Ontario was ‘bonkers’ to consider sharia

“While we have been focused on the heart-rending news about the devastation of Hurricane Katrina, our neighbours to the north have been going bonkers,” wrote Jennifer Hunter of the Chicago Sun-Times Sept. 14. “In the province of Ontario, the government was considering allowing Islamic tribunals to mediate civil, family and marital disputes between Muslims.” She quoted Taj Hashmi, a research associate at the York Centre for Asian Research, from a “wonderfully named” Web site called Muslims Wakeup, Prayer is Better Than Sleep: “It is quite puzzling that secular Canada should toy with the idea of incorporating sharia into its legal system while several Muslim countries are gradually replacing the sharia with secular codes and some have already done away with it.” Puzzling indeed, concluded Hunter.



Underemployed grads’ health suffers


If you are a university graduate who can’t find work in the field you studied, your career prospects may be affecting your health, reported Toronto’s Metro Sept. 14. According to a new study by researchers at the Institute for Work & Health in Toronto (IWH), university graduates are more likely to self-rate or report poorer health than peers who have or have not graduated but have a job that matches their skill set.
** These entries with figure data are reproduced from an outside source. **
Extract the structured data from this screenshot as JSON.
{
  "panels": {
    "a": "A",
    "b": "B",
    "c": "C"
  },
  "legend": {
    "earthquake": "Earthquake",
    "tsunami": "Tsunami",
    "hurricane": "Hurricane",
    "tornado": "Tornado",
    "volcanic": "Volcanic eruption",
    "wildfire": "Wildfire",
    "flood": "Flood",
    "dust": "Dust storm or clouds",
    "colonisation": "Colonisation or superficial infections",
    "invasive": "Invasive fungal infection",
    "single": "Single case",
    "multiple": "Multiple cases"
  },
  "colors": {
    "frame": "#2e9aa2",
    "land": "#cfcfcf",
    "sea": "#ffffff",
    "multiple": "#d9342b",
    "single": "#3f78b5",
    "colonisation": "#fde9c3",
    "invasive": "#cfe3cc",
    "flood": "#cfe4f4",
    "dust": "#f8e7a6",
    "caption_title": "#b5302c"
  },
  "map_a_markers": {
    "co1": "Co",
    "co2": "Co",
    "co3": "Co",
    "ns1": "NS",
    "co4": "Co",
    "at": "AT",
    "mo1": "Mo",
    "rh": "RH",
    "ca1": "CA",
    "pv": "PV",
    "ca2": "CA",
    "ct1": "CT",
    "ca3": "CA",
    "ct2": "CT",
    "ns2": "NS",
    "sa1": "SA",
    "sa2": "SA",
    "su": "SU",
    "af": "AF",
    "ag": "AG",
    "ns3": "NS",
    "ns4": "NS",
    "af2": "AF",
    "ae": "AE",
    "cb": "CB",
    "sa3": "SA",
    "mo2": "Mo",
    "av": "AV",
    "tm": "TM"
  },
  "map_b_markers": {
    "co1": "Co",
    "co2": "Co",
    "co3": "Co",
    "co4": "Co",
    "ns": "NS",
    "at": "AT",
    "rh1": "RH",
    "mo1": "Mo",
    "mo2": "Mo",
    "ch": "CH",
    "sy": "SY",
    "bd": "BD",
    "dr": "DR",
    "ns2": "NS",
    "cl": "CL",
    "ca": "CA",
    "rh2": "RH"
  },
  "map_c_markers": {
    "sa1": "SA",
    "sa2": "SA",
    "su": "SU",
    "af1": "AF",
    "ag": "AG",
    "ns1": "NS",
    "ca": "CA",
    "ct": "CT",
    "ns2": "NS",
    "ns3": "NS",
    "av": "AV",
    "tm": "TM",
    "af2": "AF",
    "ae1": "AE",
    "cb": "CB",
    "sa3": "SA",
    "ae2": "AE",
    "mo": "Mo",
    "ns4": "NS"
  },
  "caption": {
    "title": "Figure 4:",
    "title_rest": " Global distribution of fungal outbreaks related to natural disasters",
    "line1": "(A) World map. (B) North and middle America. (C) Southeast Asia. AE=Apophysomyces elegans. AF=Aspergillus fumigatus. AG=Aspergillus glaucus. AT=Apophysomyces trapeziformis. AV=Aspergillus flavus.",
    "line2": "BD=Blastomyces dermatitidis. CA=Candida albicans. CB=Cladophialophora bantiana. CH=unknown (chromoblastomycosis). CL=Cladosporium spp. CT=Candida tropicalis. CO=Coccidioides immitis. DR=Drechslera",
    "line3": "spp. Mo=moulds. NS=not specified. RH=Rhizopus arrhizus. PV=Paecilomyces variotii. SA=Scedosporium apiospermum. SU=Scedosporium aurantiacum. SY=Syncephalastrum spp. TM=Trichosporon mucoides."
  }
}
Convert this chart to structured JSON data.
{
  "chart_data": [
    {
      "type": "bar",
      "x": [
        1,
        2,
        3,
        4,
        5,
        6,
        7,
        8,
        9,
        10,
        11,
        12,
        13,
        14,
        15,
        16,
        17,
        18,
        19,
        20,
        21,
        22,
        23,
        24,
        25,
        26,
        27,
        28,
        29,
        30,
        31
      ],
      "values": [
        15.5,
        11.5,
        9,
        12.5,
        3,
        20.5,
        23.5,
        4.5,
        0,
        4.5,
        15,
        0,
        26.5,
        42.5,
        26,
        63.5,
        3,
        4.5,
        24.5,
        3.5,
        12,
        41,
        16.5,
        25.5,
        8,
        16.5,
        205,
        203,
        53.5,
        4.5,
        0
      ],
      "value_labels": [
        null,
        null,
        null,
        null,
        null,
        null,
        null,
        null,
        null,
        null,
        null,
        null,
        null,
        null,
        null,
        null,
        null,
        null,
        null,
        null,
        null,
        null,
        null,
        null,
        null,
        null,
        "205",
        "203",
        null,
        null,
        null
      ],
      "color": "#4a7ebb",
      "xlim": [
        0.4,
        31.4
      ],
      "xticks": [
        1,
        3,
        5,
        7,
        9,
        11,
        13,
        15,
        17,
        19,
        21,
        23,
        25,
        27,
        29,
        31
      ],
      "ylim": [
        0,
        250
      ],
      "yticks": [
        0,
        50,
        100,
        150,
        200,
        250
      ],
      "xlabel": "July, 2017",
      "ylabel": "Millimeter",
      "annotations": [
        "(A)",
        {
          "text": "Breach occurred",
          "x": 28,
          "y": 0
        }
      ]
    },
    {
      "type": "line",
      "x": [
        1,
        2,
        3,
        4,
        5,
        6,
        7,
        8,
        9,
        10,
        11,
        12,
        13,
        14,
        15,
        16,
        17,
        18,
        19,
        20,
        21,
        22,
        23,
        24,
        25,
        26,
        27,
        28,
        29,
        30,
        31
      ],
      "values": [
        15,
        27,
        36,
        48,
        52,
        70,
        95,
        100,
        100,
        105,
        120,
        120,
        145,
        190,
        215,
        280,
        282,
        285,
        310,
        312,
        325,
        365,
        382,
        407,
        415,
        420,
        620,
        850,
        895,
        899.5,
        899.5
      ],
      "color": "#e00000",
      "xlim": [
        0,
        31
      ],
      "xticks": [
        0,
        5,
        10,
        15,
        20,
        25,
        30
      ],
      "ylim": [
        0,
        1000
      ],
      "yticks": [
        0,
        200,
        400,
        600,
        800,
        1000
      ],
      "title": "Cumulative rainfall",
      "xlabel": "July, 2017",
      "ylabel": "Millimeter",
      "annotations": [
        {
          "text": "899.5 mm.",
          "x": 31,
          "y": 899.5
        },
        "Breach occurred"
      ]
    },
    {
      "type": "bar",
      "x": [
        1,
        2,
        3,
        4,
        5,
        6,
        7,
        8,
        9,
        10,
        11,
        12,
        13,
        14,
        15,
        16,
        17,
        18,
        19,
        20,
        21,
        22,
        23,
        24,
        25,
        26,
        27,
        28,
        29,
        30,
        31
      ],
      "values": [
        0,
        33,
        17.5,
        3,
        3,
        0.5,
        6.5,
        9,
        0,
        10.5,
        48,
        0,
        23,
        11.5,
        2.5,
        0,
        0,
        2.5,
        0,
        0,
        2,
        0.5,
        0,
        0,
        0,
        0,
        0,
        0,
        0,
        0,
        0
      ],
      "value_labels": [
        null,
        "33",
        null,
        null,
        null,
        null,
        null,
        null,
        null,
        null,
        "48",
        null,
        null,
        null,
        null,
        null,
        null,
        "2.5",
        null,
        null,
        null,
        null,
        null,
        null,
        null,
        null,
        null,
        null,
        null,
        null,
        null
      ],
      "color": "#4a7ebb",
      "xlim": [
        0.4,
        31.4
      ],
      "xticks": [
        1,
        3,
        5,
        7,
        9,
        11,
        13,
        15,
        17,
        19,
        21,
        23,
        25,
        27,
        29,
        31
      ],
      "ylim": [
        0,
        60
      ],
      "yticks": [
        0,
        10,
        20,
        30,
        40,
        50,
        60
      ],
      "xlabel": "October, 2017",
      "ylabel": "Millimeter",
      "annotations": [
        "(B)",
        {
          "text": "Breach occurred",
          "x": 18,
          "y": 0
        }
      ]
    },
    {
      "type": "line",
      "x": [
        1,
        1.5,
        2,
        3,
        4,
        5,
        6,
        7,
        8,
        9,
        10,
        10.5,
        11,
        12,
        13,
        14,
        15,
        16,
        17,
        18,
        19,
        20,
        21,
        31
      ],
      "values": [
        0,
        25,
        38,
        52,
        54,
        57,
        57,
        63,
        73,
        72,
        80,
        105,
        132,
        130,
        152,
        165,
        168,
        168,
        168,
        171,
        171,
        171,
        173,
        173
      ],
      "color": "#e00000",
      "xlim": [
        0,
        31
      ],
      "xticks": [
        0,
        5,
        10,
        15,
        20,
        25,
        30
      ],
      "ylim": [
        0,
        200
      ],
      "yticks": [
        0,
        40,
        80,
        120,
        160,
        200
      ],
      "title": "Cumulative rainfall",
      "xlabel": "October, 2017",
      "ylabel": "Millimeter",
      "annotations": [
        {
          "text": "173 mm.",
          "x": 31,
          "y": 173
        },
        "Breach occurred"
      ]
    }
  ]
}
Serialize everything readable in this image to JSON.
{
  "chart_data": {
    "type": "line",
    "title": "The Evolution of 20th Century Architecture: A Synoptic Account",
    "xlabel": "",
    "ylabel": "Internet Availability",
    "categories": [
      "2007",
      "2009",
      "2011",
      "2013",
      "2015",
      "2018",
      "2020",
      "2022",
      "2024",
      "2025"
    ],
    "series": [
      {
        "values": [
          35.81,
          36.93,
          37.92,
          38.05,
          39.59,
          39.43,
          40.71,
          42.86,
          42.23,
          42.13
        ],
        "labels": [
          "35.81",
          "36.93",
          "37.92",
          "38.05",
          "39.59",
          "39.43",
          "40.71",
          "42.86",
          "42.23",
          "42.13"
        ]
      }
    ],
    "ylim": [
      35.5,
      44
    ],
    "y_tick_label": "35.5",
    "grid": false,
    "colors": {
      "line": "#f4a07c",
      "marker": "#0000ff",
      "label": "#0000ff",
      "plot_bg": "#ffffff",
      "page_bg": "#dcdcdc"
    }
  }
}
York political scientist Thomas Klassen, who co-authored Flourishing In University And Beyond with York social scientist John Dwyer, offers this advice: “Getting stuck in a dead-end job is stressful regardless of your education level,” he says, “but for [university] graduates it is essential that you match your expectations with the reality of today’s workforce. Don’t expect to get the top job right out of university. It’s not the norm and that kind of thinking will only result in more stressful feelings on your health.” Klassen encourages students to build their network of contacts in and outside of school before graduation to help them secure entry-level positions following graduation.



Students don’t want to live in fear


In a Sept. 14 letter to the Toronto Star, York undergraduate students Kaitlyn Brown, Victoria Kennedy and Melissa Shin wrote: “York University has the distinction of being the only university in Canada situated in a high-crime area. We are the future. Scholarship winners and star athletes live alongside guns, poverty and violence. Students should be able to walk to school, go buy groceries and go downtown to party without being worried that they will be hit by a stray bullet.” They said “at least 10 shootings have happened a stone’s throw away from York University,” but “widespread police attention and action only seem to happen when a child is struck. The attitude appears to be that these gang members will kill each other and thus it is unnecessary to devote too many resources to catching the perpetrator – someone else will hand down their own brand of justice instead.”


Treat faith-based schools equally


“The headline on my letter Tuesday was misleading,” wrote Eric Lawee, humanities professor in York’s Faculty of Arts, in a Sept. 14 letter to the National Post. “I was not calling for separate school funding to be cut, but rather I was deploring the unequal treatment accorded to non-Catholic faith-based schools in Ontario. As public support for Catholic schools in Ontario is constitutionally mandated, and as the Catholic school system contributes to Ontario’s multicultural mosaic, the solution to the current unjust situation in Ontario is to extend government funding to the tiny minority of non-Catholic faith-based schools that continue to suffer discrimination on religious grounds.”


Class reunion: catching up with former football player


For its Class Reunion column, The Toronto Sun asked Tom Gretes, head football coach at York, what he remembered about playing football for Northern Secondary School in the 1970s. “Back then, we had bantam, junior and senior football teams. We played for fun and there was no such thing as off-season training. I was a quarterback. We threw the ball a lot and had a potent offence. We always came close, but we never won a championship. One game in 1975, we played Parkdale at Ravina Park. We led 21-1 at halftime and lost 42-28. We had a great team in ’74, but we lost to Western Tech in the semi-final. Football was big in the city and there 20 teams. Our rival was North Toronto and we’d get 3,000 to our games with the marching bands.”


On air



  • In a Sept. 13 interview on CFRB’s “Bill Carroll Show,” David Noble, a professor of social and political thought in York’s Faculty of Arts, elaborated on objectives of his campaign to keep teaching on non-statutory religious holidays at York, which suspends classes on Jewish holidays, then answered calls from listeners.